Abstract: Sta tenendo banco, in questo periodo, una questione giuridica che ha, per il vero, origini risalenti ma che ancora oggi rischia di avere molte e travolgenti conseguenze con riguardo alle fideiussioni rilasciate in favore degli istituti di credito. Capiamo perché.

Le norme bancarie uniformi ABI 2003 e il provvedimento della Banca d’Italia n. 55 del 2005

Le norme bancarie uniformi (NBU) erano degli schemi contrattuali predisposti dall’ABI (associazione di imprese che raggruppa la quasi totalità delle banche operanti sul
territorio nazionale per la tutela degli interessi dei propri membri) e da questa divulgati e caldamente raccomandati ai propri aderenti con il fine di uniformare le condizioni praticate dalle banche per le operazioni ed i contratti conclusi con la propria clientela.
La Banca d’Italia ha ritenuto che una siffatta condotta violasse l’art. 2, comma 2, della legge n. 287/1990 in quanto integrante la fattispecie dell’intesa tra imprese avente per oggetto o per effetto di impedire, restringere o falsare in maniera consistente il gioco della concorrenza all’interno del mercato nazionale o in una sua parte rilevante.
Alla declaratoria di illiceità per violazione della normativa antitrust è conseguita quella di nullità di tutta una serie di norme inserite dalle Banche – su indicazione dell’ABI – nelle condizioni generali dei contratti fatti sottoscrivere ai propri clienti.

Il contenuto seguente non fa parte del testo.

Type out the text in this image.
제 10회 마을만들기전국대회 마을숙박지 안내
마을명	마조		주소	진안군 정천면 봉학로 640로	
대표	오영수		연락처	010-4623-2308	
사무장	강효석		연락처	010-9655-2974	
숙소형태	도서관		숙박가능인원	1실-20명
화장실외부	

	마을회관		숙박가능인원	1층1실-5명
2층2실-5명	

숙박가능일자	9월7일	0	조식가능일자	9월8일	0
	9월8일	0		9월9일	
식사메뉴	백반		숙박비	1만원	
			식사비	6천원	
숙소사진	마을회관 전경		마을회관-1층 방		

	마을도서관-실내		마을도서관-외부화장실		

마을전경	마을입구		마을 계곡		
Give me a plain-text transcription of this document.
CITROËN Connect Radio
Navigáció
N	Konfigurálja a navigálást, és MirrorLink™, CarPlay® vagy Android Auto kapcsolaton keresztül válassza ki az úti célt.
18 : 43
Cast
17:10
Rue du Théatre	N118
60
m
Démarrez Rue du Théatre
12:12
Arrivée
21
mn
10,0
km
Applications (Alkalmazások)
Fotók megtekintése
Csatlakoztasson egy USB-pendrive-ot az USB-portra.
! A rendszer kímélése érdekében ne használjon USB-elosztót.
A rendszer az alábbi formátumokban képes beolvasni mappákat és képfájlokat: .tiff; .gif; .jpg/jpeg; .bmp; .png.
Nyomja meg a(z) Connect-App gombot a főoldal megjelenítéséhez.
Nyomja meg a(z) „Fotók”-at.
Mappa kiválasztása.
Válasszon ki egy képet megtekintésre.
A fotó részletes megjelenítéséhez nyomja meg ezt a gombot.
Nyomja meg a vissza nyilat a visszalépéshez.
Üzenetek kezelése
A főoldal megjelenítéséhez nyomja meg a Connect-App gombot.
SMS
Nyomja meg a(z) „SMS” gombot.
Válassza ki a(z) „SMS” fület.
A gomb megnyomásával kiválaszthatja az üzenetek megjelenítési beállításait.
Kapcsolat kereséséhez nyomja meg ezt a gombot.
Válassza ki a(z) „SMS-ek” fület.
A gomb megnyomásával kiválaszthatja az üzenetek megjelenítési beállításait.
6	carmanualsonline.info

Le condizioni generali uniformi applicate ai contratti di fideiussione

L’illiceità ha colpito anche diverse clausole disciplinanti i contratti di fideiussione (condizioni generali uniformi relative alle fideiussioni a garanzia delle operazioni bancarie; condizioni generali uniformi relative alle fideiussioni a garanzia di apertura di credito per importo
determinato; condizioni generali uniformi relative alle fideiussioni a garanzia di operazioni varie comportanti rischi).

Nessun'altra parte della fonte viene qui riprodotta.